“Let’s All Be Anarchists and Run Around With Our Pants On Our Heads!”

The title is, in fact, a quote from a friend in high school. Anarchy — what is it? What does it mean? It carries so many connotations in today’s society. There seems to be this cultural idea of anarchism as meaning people running around doing whatever they want, regardless of the effects of their actions on others, or burning buildings down, and generally causing  havoc. But is that really what anarchism means?

When I think of anarchism, I think of this awesome “anarchist bookstore,” The Wooden Shoe, in Philadelphia, PA. The Wooden Shoe is actually “an all-volunteer collectively-run Infoshop . . . that seeks to embody the principles of anarchism and other movements for social justice” and wishes to be “an empowering resource for activism, organizing, art, self-education, dialogue, community-building, and the anti-capitalist struggle.” It’s full of great books and cool people.

I think of Robert Paul Wolff’s In Defense of Anarchism, which I read for my class on the philosophy of law. Wolff began believing that he could “solve the fundamental problem of political philosophy . . . roughly speaking, how the moral autonomy of the individual can be made compatible with the legitimate authority of the state” (xxvii). He realized, however, that he could not find any theoretical justification for the authority of the state and that he had become a philosophical anarchist:

The defining mark of the state is authority, the right to rule. The defining obligation of man is autonomy, the refusal to be ruled. It would seem, then, that there can be no resolution between the autonomy of the individual and the putative authority of the state. Insofar as a man fulfills his obligation to make himself the author of his decisions, he will resist the state’s claim to have authority over him. That is to say, he will deny that he has a duty to obey the laws of the state simply because they are the laws. In that sense, it would seem that the anarchism is the only political doctrine consistent with the virtue of autonomy (18).

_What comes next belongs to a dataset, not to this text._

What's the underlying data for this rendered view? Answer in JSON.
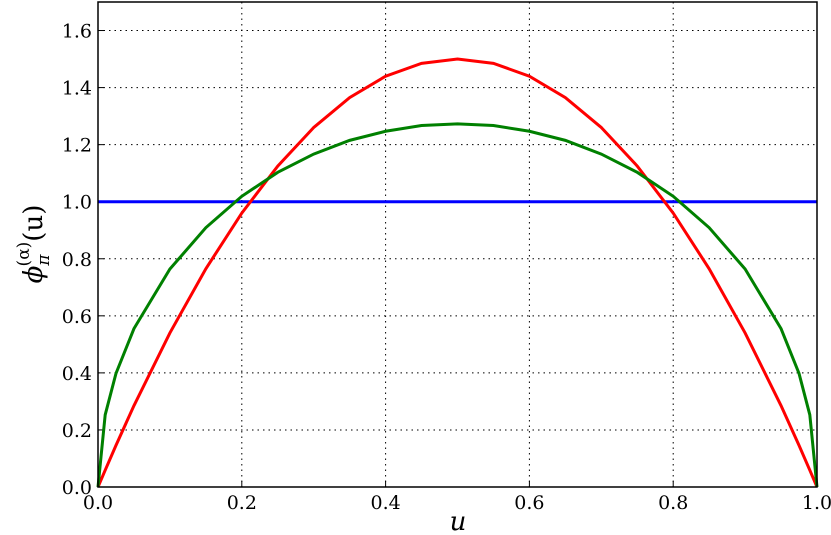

I think of AK Press, “a worker-run collective that publishes and distributes radical books, visual and audio media, and other mind-altering material” and is “organized around anarchist principles.” For the people at AK Press,

Anarchism means abolishing the state and all coercive social relations. It means a society in which individuals create and control their own collective organizations to meet their social and economic need. . . . Anarchism, and the anarchist movement, is about emancipation, empowerment, and agency. . . . anarchism is a practical framework for working out these issues [of interlinked oppression]. It’s a revolutionary analysis that helps us understand the roots of domination, both as individuals and as members of exploited social groups

I realized that over a dozen of the books I own and read the most were either published by AK Press or are sold at the AK Press bookstore online.

Yes, there may be people who call themselves anarchists and advocate overthrowing the state using violence. But such a narrow subsection does not speak for, and should not represent, the numerous and varied people who advocate for anarchism.


Wolff,  Robert Paul. In Defense of Anarchism. Berkeley: University of California Press, 1998.